アッパーに使用するレザーは、国産キップレザー。

浅草という靴づくりの聖地で培われた職人の知恵と、日本のタンナー(皮革なめし職人)の高度な技術が凝縮されています。

キップ(生後6ヶ月〜2年未満)はカーフに次ぐキメの細かさと美しさを持ちながら、革に適度な厚みと高い強度(耐久性)を兼ね備えています。

カーフに比べると、キズが付きにくいというメリットがあります。

日本のタンナー、特に姫路や東京・墨田などの職人が手がける国産キップは、世界でも高く評価されています。

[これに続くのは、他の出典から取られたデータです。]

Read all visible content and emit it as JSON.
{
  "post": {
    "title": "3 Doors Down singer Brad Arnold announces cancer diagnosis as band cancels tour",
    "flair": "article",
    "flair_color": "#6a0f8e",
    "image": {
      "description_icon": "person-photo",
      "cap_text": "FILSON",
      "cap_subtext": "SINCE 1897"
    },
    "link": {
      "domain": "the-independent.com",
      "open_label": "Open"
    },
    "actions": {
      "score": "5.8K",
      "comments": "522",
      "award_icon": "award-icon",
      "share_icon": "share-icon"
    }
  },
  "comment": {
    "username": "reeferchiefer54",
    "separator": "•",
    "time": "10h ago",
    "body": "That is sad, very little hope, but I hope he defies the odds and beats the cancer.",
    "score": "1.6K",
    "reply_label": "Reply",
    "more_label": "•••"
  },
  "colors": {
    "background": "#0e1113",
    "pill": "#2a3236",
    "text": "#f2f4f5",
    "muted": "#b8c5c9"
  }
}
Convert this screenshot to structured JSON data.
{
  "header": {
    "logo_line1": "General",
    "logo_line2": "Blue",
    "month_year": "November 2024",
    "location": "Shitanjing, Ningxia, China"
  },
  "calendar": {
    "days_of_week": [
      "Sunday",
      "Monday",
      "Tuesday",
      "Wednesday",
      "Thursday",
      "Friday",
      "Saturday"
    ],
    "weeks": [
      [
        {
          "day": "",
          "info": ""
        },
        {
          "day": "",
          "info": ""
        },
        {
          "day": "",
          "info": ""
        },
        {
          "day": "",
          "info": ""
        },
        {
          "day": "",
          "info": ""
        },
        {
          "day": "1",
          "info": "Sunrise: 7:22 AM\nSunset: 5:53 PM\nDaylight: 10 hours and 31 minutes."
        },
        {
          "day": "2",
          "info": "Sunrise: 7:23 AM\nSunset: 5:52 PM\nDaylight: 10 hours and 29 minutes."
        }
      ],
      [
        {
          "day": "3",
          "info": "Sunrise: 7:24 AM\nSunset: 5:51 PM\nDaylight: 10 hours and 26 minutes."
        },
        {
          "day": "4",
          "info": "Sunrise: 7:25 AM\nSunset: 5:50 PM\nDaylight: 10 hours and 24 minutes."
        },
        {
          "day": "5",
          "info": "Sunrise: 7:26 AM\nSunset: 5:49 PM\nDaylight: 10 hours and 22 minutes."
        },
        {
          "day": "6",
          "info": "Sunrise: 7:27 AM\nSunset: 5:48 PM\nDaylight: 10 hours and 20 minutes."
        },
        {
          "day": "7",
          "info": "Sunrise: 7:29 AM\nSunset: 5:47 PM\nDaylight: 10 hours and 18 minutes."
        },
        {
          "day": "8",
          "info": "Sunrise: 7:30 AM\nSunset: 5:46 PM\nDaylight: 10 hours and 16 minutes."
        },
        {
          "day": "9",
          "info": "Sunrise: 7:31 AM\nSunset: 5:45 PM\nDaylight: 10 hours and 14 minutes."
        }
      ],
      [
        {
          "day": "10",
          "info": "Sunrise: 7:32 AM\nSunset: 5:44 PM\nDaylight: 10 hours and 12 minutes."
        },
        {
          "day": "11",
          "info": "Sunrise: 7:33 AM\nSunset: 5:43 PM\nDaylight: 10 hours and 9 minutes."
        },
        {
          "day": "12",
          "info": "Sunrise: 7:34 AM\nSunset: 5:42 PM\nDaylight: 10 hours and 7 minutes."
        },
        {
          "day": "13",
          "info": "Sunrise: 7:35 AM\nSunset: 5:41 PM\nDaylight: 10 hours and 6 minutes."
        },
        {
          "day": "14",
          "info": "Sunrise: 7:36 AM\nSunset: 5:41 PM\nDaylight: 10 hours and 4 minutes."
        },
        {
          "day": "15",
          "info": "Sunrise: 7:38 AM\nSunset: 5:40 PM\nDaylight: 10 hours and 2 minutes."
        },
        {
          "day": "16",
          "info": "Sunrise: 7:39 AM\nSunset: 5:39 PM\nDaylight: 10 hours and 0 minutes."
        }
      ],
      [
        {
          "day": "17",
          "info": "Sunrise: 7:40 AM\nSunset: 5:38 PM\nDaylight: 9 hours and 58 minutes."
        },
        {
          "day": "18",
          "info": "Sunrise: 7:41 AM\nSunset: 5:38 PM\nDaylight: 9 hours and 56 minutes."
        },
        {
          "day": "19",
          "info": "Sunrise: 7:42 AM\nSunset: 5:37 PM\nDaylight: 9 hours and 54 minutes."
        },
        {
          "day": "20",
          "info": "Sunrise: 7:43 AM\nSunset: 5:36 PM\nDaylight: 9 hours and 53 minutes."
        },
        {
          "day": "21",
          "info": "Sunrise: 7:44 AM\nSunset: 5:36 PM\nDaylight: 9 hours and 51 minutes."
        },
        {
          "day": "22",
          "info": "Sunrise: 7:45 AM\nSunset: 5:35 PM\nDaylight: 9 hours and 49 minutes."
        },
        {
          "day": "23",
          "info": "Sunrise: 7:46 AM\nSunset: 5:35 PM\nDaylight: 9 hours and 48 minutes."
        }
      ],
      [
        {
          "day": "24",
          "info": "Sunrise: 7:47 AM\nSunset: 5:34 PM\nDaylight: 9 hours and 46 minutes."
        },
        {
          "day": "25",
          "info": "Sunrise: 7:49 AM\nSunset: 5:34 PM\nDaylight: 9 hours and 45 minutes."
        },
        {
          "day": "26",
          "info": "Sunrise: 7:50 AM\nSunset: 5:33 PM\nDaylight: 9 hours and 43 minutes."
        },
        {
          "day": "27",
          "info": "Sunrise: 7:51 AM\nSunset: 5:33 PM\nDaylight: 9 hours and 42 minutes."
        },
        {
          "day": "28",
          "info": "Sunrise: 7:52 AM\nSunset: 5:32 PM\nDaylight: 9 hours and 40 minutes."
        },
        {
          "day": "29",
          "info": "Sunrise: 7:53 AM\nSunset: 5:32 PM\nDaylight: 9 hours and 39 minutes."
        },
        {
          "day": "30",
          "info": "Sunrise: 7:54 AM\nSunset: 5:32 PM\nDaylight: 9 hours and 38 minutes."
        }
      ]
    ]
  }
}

海外の有名タンナーの革は柔らかさを重視する傾向がありますが、国産キップは芯のあるしっかりとしたコシを残してなめされています。

グッドイヤーウェルテッド製法で仕立てた際に、靴の立体的な美しいシルエット(特にRENDOの絞り込まれたヒールカップや甲のライン)が長年崩れません。

日本の気候や日本人の足型、そしてローファーという靴の構造によく合うという理由から、このレザーが用いられています。

以上がRENDOのローファーの説明です。

このローファー、ギチギチのタイトフィットにしなくても、不思議と脱げませんでした。

私も、甲高幅広のくせにカカトが細いという典型的な足型。

母指球に体重をかけるとボールジョイントで革が引っ張られ、カカトがクイっと付いてくる感覚があります。

つまり立っている状態では締め付け感はなく、歩き出すと革が足に吸い付いてくるのです。

この体験、是非とも皆様にも味わってほしいと思います。

 

 

 

それではまた、お店で会いましょう。